Inhibition by membrane-bound low-density lipoproteins of the primary inductive events of mitogen-stimulated lymphocyte activation.

Low-density lipoproteins (LDL) inhibit phytohemagglutinin (PHA)-enhanced accumulation of calcium ion and cyclic guanosine 3':5'-monophosphate, and phosphatidylinositol turnover in human lymphocytes. Inhibition by LDL of PHA-induced 32P incorporation into monophosphoinositide and cyclic guanosine 3':5'-monophosphate accumulation correlates directly with inhibition by LDL of calcium ion accumulation.
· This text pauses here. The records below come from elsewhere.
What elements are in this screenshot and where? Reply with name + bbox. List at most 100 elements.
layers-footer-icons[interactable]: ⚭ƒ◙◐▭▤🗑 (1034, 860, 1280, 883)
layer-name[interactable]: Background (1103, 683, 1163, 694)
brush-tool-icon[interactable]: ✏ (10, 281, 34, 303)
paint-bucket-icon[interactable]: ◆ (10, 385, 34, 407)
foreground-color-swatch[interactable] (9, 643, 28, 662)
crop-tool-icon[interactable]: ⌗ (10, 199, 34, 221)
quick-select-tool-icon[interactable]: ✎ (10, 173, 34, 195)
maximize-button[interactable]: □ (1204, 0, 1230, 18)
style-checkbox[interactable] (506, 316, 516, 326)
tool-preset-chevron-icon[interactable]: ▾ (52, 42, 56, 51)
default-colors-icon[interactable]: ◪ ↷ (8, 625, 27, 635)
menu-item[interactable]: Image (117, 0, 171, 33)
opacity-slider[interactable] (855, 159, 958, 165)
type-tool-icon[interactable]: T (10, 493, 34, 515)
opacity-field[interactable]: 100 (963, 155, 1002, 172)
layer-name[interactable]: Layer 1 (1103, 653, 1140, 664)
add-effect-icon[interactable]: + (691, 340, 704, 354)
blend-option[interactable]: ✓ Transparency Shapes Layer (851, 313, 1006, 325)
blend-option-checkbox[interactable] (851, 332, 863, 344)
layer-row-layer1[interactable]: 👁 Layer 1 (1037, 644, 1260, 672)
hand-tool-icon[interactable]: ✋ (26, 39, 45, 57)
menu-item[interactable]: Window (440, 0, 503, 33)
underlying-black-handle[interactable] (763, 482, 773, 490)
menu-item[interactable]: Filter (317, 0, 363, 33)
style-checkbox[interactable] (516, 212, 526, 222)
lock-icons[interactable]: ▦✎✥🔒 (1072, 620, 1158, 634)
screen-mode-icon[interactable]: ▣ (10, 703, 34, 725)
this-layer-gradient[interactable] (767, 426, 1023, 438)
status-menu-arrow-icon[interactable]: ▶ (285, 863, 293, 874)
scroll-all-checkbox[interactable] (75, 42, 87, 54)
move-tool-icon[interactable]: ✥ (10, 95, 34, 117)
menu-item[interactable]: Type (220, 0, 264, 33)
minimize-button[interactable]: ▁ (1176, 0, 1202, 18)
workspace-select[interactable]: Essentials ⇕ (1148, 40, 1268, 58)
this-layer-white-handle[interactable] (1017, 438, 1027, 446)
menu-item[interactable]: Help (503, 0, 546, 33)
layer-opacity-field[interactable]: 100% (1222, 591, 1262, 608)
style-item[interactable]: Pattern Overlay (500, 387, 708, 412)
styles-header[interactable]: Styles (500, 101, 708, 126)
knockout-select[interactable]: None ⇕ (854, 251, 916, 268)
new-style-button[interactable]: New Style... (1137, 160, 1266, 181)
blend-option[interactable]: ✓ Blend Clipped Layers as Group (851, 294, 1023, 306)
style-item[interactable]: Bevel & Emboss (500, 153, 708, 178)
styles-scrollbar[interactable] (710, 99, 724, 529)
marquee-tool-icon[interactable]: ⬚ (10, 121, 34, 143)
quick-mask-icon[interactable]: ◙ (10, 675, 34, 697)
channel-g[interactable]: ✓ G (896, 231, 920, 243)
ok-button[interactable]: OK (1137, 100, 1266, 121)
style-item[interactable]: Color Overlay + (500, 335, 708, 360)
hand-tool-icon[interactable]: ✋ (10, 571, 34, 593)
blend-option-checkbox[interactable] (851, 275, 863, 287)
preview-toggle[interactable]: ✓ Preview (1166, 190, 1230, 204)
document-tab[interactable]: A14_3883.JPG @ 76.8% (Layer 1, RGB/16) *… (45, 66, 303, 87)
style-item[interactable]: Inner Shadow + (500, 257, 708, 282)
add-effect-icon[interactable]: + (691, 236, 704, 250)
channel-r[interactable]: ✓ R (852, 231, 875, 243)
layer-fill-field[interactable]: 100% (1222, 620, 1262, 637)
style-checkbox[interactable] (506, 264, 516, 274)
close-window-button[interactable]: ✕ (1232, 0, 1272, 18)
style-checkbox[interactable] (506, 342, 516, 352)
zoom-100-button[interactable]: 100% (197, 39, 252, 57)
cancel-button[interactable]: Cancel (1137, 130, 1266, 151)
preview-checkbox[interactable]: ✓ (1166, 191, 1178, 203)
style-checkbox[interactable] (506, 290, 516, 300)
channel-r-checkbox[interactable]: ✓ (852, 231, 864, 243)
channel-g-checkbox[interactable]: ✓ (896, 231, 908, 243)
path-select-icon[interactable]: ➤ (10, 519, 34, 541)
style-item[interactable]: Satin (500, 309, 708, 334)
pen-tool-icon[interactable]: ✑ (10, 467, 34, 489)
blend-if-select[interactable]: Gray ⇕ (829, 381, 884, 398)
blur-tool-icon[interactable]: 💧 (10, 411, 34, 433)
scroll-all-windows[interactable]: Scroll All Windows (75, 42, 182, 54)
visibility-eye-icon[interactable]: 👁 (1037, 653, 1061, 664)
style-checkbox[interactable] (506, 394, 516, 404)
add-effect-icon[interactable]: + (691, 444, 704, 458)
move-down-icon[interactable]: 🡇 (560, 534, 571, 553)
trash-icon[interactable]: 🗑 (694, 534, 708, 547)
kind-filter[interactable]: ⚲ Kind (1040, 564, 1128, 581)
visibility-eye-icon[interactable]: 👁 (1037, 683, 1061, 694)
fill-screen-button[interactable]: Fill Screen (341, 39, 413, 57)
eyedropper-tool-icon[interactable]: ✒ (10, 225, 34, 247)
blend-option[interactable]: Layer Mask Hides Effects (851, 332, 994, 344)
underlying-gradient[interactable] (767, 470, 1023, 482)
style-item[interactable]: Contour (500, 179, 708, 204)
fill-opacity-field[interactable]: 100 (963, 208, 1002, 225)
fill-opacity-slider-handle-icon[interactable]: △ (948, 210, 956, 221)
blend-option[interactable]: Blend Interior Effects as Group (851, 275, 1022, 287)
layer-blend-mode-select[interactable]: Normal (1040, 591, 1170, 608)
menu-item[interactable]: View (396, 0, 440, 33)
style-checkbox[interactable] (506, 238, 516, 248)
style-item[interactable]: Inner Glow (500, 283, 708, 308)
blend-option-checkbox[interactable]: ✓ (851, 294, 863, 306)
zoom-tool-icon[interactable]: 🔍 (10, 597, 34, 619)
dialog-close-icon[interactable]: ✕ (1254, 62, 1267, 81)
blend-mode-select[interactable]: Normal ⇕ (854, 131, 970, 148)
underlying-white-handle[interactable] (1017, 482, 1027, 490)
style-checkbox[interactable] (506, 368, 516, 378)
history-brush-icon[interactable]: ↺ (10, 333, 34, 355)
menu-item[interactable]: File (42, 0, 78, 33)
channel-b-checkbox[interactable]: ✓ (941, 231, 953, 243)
These results suggest that calcium ion accumulation is required for PHA to direct turnover of monophosphoinositide and cyclic guanosine 3':5'-monophosphate synthesis in lymphocytes and that inhibition of this mitogen-induced response by LDL may be a direct consequence of the ability of these lipoproteins to prevent calcium ion accumulation by the activated cells. The ability of LDL to suppress PHA-enhanced calcium ion accumulation is directly proportional to the amount of LDL localized at the cell surface, indicating that internalization of the lipoproteins is not required for immunoregulation. This conclusion is supported by two additional lines of evidence: (a) LDL depleted of the bioregulatory constituent cholesterol are as effective as are native LDL in suppressing lymphocyte response to PHA; and (b) LDL-Sepharose complexes which cannot be endocytosed by the cells are as immunosuppressive as soluble LDL. The data clearly establish that membrane-bound LDL may have a regulatory role.